Touching Sirius, hugging Sirius, smelling him. It makes his bones brittle. It feels like he's gone through a memory wipe, like he's sixteen again, like time has no past and no future and there's no one in the universe but him and this man, right here, in his arms.

He can feel Sirius' sharp nails digging through the fiber of his robes. His cheek rubs against the bristled stubble of Sirius' and stray dog hair invade his nostrils. And oh gods, he thinks, oh gods. This is it. Everything's complete now. Somewhere inside him a generator starts, sputters to life and Remus can hear the distant sound of a motorcycle. Suddenly he again understands the feeling of laughing and crying at the same time. That overwhelming sense of reality.

Then the world collapses again. The moon rises. Remus' bones crunch and when he tries to yell No! only a howl is released.


Remus awakes alone and naked in the woods. He has scratches from branches, cuts from claws. His nose feels like it got one too many good chomps from Padfoot. The taste of blood is in his mouth. Not human, fortunately.

It is morning, daylight, and the sun is too bright for his tired eyes.

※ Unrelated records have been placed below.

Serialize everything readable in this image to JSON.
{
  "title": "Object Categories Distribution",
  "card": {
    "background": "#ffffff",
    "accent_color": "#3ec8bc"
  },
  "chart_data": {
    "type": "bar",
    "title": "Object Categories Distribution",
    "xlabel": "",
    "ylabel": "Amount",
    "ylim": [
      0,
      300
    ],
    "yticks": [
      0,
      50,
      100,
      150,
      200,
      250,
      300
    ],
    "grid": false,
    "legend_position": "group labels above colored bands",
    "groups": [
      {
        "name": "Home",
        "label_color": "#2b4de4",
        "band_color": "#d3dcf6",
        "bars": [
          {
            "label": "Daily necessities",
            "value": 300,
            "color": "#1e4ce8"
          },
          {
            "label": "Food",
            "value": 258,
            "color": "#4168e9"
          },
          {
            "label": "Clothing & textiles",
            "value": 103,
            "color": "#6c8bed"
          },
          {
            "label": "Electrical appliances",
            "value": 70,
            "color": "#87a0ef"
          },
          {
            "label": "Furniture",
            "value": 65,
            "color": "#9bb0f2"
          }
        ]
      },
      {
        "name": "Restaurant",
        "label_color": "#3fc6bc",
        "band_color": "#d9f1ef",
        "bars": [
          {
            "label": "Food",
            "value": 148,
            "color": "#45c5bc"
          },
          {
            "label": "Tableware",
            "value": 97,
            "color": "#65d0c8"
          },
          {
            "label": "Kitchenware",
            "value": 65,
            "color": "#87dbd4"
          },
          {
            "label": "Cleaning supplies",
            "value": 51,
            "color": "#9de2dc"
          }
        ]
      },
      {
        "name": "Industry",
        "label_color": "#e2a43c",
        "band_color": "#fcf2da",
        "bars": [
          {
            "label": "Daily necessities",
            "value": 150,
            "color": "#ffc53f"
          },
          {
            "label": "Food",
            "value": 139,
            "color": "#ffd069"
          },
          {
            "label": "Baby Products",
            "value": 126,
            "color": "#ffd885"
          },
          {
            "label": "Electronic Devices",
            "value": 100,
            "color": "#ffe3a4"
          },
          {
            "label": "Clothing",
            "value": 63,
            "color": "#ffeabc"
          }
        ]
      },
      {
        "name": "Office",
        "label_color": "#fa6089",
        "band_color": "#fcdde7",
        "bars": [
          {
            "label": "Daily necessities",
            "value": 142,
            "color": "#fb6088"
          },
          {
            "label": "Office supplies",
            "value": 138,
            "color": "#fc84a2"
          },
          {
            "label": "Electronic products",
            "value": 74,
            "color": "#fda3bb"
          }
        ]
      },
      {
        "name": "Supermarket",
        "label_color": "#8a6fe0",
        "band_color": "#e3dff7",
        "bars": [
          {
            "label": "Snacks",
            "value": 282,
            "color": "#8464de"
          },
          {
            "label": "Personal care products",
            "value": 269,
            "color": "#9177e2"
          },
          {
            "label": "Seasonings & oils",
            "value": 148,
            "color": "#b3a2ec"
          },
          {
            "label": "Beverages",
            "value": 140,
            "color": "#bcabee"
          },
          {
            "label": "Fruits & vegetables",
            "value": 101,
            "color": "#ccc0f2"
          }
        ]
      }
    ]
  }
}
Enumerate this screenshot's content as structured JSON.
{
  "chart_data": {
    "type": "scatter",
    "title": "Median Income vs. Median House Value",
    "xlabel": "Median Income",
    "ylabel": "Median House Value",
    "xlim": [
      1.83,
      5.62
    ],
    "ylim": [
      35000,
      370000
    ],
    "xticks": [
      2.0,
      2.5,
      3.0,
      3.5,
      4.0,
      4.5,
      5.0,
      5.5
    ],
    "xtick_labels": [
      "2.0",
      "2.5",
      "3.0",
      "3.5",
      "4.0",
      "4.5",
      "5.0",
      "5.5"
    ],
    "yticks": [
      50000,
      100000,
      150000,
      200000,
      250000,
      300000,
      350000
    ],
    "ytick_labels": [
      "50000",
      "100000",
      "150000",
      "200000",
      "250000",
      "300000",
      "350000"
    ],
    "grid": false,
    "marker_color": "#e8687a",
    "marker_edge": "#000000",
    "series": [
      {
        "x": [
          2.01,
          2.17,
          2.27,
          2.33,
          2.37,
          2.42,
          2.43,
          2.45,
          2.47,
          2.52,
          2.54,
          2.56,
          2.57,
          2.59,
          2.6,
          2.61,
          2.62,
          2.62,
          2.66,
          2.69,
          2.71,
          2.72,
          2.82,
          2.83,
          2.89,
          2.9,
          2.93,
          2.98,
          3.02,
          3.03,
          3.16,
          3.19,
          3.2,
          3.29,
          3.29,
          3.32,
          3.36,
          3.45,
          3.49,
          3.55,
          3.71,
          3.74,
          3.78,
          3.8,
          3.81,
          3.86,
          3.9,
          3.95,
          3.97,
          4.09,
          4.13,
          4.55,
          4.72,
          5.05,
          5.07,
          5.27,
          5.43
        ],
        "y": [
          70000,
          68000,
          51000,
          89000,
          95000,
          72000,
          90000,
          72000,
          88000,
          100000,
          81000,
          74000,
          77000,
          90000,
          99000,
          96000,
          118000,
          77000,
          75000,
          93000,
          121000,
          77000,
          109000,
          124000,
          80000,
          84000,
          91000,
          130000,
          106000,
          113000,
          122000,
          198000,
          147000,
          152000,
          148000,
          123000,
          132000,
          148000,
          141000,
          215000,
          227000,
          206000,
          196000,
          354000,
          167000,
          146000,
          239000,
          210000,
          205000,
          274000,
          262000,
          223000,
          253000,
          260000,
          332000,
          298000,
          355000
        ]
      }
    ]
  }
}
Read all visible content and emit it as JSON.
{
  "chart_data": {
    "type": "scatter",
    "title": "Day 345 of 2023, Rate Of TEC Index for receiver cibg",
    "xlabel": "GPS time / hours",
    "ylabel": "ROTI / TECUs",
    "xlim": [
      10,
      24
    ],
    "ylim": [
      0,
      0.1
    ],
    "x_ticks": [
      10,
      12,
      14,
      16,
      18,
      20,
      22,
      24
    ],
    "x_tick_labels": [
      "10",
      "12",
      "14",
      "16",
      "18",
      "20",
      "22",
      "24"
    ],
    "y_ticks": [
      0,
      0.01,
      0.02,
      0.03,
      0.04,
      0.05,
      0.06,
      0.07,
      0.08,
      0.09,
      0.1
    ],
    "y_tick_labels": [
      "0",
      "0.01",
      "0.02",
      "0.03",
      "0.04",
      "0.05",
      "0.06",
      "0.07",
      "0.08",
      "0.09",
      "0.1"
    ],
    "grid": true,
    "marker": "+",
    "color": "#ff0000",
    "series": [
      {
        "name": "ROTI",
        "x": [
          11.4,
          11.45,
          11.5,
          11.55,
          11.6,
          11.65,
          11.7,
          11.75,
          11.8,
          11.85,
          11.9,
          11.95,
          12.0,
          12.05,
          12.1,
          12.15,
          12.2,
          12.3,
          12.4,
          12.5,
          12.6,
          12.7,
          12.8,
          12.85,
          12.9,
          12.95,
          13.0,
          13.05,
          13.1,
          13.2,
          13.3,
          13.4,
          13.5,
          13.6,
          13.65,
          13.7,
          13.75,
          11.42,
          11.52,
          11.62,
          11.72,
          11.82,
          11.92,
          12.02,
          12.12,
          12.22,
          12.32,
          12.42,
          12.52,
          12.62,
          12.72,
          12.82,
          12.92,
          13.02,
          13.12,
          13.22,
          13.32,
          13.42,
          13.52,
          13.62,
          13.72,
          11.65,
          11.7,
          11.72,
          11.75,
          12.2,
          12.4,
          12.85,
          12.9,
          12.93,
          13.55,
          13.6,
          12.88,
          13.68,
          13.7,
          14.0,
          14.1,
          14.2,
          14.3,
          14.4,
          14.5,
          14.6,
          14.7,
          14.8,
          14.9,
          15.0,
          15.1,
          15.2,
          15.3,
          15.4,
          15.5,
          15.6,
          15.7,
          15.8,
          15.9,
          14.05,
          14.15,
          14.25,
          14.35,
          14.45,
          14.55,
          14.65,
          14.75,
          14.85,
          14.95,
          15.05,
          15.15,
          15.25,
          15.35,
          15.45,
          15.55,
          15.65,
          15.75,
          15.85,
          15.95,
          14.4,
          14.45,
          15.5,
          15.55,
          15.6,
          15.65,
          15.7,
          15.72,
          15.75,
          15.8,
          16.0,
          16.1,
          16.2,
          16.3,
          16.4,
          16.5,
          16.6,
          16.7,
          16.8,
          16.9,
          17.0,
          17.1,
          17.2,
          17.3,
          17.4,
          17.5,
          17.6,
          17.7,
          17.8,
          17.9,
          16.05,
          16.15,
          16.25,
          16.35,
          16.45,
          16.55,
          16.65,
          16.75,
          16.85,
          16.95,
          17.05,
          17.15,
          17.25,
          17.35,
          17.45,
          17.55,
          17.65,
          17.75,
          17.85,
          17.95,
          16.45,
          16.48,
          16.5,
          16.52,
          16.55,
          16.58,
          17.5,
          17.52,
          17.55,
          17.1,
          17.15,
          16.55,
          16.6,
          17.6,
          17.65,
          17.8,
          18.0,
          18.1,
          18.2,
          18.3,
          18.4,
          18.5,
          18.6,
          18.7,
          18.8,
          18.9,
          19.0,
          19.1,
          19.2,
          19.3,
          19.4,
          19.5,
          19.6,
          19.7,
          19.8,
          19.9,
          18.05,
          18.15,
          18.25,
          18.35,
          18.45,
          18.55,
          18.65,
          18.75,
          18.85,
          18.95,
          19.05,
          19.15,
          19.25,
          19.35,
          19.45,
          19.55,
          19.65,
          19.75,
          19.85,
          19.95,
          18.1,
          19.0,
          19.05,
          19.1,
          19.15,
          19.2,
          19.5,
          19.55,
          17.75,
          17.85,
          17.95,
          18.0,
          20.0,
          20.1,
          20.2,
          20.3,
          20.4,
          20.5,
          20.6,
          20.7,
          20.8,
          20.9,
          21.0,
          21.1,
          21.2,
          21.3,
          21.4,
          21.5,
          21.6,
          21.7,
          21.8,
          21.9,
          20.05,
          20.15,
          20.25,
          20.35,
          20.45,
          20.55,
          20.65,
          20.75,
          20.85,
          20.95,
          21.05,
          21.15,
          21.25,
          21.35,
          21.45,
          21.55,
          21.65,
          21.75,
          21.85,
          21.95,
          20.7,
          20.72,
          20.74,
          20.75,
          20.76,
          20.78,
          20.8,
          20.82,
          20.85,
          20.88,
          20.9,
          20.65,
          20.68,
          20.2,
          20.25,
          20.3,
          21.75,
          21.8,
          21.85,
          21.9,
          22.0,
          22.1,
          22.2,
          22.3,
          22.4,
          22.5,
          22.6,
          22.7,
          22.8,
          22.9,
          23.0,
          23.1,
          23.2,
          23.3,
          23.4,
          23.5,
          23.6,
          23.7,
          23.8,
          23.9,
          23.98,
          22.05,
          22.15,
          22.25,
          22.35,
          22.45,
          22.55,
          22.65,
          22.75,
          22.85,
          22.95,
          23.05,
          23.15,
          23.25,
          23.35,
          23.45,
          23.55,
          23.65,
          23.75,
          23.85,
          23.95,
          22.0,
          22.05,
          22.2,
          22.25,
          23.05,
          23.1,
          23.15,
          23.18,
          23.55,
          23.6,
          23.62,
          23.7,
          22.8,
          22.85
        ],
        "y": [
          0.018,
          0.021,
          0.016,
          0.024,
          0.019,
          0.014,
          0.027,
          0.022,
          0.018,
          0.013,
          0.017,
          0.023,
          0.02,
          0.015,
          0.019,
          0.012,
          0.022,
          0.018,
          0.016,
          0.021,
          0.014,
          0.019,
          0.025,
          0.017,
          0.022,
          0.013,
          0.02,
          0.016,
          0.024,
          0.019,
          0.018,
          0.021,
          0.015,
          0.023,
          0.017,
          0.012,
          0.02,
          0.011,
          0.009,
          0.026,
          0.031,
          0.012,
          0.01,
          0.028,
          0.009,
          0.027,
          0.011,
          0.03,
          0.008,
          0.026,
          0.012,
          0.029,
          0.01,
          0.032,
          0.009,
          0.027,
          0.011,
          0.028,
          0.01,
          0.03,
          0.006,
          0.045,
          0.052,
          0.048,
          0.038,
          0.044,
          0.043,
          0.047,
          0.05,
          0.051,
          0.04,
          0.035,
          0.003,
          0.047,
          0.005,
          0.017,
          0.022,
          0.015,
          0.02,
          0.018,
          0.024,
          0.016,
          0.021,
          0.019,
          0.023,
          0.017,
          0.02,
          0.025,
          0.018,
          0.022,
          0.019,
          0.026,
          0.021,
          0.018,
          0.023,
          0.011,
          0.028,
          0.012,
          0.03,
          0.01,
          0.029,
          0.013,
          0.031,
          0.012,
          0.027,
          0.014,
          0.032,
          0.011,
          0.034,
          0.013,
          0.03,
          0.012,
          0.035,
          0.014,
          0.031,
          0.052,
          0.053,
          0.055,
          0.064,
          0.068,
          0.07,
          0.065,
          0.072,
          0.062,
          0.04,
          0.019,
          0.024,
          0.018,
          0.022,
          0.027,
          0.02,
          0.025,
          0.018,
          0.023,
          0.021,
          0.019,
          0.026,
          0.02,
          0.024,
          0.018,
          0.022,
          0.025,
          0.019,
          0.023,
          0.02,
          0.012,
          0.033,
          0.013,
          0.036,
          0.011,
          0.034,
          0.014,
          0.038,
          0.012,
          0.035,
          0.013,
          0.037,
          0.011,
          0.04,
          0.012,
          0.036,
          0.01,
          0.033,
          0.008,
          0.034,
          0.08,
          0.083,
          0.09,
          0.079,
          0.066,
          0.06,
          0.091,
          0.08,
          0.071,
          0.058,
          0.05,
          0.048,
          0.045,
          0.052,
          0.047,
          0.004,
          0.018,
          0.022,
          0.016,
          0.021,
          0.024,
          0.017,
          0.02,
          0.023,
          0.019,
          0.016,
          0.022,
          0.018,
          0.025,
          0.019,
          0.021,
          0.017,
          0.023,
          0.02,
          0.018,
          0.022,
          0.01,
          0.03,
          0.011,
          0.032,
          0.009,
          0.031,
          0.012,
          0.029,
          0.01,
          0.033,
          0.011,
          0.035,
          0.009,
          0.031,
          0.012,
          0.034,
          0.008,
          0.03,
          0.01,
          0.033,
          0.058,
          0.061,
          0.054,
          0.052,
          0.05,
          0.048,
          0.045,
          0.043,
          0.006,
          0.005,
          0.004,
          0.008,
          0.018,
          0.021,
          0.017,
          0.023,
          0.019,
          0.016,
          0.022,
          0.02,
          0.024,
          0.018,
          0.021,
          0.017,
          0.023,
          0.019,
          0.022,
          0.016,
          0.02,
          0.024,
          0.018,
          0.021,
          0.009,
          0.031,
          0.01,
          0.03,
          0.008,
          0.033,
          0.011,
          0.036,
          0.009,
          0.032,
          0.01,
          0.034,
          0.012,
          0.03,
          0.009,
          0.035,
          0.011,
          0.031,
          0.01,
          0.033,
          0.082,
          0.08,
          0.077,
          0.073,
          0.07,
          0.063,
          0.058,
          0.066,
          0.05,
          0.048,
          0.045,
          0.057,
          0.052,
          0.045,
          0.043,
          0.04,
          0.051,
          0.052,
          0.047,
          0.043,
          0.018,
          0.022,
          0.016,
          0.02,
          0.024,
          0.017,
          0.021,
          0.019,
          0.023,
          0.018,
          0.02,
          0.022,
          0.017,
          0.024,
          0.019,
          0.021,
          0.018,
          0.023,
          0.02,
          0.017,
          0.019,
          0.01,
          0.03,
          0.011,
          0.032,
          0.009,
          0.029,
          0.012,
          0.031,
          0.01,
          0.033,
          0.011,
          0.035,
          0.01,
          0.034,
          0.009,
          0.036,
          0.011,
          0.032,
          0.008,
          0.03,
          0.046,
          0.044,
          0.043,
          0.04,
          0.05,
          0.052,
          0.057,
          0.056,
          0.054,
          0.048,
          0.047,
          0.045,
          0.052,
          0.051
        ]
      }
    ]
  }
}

The generator—his heart then?—is still pumping, churning and a wave of emotion descends upon him. Anger and grief and a deep, dark sorrow for all he has lost, all Harry has lost, all Sirius has lost wells in his heart and suddenly he isn't sure what to do.

Remus does the only thing left to him. He cries.

He cries like he hasn't cried since he was six years old and his father told him that he couldn't play with the neighborhood children anymore.

The deep, heaving sort of crying. The sort that no one is allowed to see. The sort that Remus doesn't even want to see. But it's there and he is and he can't stop the tears once they've started falling. He presses his face to the ground and lets the dirt absorb the moisture.

Tears and mud have dried on his cheeks. His eyes are swollen and red. His limbs feel too heavy to move. Remus stands and starts his way to the castle.

He's not sure why he feels more betrayed now then he did when he first learned of the events of Halloween 1981.